# Sharding

[![Open in Colab](https://colab.research.google.com/assets/colab-badge.svg)](https://colab.research.google.com/github/google-deepmind/gemma/blob/main/colabs/sharding.ipynb)

Sharding for Gemma models. This example run inference on Gemma 27B, on a TPU v2, using 8 devices.

In [None]:
!pip install -q gemma

In [None]:
# Common imports
import jax
import jax.numpy as jnp

# Gemma imports
from gemma import gm
from kauldron import kd

For this colab, make sure to be connected to the TPU kernel by selecting `Change runtime type` > `v2-8 TPU` to access multiple accelerators. Jax should display multiple devices.

In [None]:
jax.device_count()

8

Load the model, the params and the tokenizer.
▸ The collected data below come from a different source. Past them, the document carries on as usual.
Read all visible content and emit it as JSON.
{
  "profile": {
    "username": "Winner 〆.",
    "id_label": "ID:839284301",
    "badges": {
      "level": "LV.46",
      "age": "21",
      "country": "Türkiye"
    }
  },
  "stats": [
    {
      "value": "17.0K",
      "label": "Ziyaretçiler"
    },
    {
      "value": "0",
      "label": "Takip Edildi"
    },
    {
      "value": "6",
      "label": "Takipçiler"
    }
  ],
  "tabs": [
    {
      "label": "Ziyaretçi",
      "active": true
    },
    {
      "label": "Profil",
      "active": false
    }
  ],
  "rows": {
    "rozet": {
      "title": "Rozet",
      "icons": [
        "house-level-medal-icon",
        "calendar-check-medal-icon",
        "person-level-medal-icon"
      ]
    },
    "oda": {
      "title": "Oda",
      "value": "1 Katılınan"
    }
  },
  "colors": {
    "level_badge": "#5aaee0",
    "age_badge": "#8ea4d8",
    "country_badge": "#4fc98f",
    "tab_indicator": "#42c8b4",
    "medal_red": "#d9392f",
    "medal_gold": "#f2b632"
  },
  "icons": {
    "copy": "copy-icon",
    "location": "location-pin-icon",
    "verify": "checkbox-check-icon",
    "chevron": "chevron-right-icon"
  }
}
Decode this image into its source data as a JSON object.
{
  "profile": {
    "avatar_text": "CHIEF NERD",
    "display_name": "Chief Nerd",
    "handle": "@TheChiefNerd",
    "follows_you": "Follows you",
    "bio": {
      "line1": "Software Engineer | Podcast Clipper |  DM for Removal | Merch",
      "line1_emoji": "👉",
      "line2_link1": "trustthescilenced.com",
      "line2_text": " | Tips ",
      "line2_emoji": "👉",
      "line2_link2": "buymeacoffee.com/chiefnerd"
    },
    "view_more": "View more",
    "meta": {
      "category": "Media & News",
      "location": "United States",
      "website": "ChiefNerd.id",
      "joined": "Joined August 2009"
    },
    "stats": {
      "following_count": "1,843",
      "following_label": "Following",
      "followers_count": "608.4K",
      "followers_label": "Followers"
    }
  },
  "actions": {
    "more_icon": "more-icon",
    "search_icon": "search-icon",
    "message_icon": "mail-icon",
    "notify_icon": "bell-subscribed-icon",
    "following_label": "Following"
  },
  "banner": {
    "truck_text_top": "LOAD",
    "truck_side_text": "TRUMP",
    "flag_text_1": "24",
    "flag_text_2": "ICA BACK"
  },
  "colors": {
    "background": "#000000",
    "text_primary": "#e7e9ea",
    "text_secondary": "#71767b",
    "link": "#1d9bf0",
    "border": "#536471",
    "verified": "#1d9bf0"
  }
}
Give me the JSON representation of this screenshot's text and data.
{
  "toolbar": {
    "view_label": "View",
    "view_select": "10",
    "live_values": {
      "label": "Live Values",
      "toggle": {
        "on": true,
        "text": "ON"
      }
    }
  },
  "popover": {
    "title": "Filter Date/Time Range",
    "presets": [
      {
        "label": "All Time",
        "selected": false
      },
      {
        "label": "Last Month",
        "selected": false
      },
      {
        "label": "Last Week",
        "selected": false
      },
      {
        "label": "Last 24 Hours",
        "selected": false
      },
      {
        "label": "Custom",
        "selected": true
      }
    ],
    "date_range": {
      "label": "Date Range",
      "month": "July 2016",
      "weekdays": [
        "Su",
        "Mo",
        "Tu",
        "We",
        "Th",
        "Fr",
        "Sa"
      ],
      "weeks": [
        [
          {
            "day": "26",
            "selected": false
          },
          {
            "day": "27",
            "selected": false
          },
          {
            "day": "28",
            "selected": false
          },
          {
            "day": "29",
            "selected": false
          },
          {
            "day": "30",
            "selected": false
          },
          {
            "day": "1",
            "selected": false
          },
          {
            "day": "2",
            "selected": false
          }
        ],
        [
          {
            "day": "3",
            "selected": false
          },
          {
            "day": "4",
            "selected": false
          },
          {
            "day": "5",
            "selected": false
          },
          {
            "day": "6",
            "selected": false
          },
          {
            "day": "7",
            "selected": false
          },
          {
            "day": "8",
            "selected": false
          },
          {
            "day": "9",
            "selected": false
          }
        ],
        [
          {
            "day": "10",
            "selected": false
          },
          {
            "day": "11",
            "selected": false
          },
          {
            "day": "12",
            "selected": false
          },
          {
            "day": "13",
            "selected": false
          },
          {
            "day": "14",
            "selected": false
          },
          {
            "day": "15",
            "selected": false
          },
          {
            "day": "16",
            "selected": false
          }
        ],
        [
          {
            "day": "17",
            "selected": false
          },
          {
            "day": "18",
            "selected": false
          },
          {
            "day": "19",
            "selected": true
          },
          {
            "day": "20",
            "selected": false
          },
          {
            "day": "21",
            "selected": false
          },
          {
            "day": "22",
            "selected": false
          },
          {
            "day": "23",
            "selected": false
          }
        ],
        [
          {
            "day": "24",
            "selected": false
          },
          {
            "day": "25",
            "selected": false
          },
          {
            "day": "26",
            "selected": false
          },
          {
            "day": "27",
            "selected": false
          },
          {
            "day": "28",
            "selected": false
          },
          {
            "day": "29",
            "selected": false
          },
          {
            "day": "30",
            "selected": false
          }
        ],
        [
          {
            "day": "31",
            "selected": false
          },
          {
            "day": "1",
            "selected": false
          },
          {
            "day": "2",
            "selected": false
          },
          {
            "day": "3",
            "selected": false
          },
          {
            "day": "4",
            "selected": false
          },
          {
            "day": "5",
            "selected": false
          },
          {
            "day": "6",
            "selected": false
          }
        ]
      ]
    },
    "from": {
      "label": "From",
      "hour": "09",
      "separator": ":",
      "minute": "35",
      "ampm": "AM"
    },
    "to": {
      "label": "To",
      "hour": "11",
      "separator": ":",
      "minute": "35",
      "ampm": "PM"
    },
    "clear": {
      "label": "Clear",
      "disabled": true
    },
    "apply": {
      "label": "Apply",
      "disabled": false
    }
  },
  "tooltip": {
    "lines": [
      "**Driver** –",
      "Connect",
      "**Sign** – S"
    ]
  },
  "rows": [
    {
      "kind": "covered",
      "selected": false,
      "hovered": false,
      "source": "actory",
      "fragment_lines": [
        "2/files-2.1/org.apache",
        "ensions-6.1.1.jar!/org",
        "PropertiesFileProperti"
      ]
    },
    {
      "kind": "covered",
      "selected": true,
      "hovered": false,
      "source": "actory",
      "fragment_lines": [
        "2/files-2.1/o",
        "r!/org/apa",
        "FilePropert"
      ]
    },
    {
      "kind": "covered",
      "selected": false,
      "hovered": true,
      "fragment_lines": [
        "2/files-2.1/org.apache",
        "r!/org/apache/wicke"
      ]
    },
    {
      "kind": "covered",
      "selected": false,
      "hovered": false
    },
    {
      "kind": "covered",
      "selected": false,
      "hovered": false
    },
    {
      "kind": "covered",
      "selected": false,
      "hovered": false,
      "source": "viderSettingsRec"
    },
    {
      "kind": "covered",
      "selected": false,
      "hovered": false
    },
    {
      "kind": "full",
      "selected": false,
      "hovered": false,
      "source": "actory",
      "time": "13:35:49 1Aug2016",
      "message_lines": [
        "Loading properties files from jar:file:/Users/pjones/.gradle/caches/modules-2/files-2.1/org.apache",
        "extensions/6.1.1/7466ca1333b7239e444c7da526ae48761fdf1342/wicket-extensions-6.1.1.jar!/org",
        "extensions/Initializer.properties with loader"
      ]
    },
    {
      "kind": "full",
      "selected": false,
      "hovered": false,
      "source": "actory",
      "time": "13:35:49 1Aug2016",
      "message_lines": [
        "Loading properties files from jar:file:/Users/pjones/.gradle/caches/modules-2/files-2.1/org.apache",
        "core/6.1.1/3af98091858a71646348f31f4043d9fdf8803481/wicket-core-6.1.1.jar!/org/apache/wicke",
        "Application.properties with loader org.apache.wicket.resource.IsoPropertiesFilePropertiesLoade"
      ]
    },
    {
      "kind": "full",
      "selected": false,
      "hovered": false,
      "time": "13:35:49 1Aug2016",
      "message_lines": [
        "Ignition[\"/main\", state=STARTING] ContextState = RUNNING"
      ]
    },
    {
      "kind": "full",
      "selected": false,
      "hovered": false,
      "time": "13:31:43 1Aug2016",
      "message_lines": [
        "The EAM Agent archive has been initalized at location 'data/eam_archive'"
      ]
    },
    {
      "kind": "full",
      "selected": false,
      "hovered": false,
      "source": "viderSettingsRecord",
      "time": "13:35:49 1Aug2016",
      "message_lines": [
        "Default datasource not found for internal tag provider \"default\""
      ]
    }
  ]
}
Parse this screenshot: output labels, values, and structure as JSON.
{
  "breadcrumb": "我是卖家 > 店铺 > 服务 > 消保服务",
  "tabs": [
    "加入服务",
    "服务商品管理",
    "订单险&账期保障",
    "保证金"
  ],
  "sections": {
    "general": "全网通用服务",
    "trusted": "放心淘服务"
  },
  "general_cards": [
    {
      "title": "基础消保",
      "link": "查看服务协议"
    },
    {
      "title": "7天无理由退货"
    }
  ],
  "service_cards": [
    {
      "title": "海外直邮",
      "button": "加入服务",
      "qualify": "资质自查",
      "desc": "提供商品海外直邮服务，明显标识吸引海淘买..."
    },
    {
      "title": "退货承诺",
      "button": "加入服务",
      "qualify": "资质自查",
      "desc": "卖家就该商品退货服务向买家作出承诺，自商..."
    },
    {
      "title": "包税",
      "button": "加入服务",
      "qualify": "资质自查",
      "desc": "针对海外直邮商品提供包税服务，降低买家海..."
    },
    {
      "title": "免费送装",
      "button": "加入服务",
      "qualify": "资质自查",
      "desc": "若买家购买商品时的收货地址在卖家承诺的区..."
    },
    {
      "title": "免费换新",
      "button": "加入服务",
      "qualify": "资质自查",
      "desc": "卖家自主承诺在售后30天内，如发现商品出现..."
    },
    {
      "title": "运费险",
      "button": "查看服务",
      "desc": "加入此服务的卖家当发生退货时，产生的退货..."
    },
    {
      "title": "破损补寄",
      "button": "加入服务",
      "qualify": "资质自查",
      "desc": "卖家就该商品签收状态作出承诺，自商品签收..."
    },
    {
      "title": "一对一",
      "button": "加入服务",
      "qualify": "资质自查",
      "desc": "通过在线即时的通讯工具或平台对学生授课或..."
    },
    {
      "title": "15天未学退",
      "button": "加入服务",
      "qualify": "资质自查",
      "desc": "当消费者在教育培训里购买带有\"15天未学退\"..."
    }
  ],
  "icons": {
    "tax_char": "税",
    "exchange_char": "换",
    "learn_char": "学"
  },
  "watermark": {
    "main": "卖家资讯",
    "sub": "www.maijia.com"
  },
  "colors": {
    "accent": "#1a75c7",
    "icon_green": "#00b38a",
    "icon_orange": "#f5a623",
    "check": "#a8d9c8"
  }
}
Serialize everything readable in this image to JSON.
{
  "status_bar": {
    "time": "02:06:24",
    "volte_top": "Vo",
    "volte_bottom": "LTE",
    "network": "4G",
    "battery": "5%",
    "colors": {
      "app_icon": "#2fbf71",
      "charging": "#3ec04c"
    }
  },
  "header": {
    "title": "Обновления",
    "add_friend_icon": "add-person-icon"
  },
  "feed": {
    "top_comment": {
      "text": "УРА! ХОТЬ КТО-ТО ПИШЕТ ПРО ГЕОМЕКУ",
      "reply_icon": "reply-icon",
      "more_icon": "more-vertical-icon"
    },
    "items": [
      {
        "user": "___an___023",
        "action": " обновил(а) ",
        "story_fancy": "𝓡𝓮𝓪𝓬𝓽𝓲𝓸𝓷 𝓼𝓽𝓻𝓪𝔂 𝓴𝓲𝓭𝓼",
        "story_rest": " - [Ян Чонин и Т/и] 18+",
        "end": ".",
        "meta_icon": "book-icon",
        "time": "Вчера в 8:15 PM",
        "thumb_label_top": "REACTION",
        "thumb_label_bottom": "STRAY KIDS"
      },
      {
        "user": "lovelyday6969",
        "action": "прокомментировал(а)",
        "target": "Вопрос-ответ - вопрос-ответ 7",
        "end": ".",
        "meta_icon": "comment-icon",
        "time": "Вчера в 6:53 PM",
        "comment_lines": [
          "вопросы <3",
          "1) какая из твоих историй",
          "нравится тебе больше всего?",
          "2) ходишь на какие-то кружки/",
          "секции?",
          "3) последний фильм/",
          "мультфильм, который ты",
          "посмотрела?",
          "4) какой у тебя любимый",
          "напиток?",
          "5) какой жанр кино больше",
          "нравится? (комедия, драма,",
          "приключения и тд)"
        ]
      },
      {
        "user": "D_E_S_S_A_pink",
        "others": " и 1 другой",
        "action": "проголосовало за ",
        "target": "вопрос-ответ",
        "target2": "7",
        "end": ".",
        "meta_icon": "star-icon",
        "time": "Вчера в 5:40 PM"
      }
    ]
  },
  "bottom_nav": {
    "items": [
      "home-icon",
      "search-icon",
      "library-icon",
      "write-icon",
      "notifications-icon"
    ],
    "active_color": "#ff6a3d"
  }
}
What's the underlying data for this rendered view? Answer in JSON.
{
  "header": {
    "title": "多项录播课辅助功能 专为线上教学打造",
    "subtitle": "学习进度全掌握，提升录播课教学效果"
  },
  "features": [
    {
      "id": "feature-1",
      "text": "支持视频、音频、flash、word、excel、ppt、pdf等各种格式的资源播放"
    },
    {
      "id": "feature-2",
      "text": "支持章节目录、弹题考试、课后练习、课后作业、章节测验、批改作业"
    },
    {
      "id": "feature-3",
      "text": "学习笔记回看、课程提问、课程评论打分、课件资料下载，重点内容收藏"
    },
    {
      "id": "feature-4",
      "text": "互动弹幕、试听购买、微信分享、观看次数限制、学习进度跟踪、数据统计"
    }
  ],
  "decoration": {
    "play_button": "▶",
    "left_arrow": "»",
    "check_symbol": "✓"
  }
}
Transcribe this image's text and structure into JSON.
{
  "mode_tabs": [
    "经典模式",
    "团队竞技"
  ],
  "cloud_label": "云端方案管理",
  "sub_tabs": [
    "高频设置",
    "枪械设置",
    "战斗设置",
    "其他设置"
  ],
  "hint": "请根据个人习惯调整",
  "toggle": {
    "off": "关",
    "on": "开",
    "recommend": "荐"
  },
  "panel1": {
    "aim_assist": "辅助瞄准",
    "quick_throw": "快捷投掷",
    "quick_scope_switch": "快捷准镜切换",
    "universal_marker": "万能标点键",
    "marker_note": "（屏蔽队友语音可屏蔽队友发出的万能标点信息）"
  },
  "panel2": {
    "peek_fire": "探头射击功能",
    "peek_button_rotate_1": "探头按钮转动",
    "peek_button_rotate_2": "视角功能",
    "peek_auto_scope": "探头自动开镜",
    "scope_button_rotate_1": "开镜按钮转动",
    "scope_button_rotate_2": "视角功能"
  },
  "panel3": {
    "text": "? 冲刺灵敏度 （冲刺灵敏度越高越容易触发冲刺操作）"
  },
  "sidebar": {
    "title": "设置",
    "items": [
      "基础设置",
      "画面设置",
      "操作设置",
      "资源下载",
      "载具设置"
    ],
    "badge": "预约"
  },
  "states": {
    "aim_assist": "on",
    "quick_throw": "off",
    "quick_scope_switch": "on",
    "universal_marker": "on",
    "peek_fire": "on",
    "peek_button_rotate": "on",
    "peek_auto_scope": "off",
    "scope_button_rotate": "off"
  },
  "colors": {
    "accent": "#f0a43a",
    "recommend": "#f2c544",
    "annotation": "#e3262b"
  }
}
Here we load the 27B model.

In [None]:
tokenizer = gm.text.Gemma2Tokenizer()

model = gm.nn.Gemma2_27B()

When restoring the weights, you can pass `sharding=` parameter to the `gm.ckpts.load_params`. Here we use a naive `kd.sharding.FSDPSharding` heuristic.

In [None]:
params = gm.ckpts.load_params(
    gm.ckpts.CheckpointPath.GEMMA2_27B_IT,
    sharding=kd.sharding.FSDPSharding(),
)

## Single token

Here's an example of predicting a single token, directly calling the model.

In [None]:
# Encode the prompt
prompt = tokenizer.encode('My name is', add_bos=True)  # /!\ Don't forget to add the BOS token
prompt = jnp.asarray(prompt)

# Here, we replicate the prompt across devices, usually, the prompts will
# be batched and padded, then sharded using `kd.sharding.FIRST_DIM`
prompt = kd.sharding.with_sharding_constraint(prompt, kd.sharding.REPLICATED)


# Run the model
out = model.apply(
    {'params': params},
    tokens=prompt,
    return_last_only=True,  # Only predict the last token
)


# Sample a token from the predicted logits
next_token = jax.random.categorical(
    jax.random.key(1),
    out.logits
)
tokenizer.decode(next_token)

' Mary'

You can also display the next token probability.

In [None]:
tokenizer.plot_logits(out.logits)

## Multiple tokens

In practice, Gemma provide a `gm.text.Sampler` to perform efficient sampling (with kv-caching, early stopping,...).

In [None]:
sampler = gm.text.Sampler(
    model=model,
    params=params,
    tokenizer=tokenizer,
)

sampler.sample('My name is', max_new_tokens=30)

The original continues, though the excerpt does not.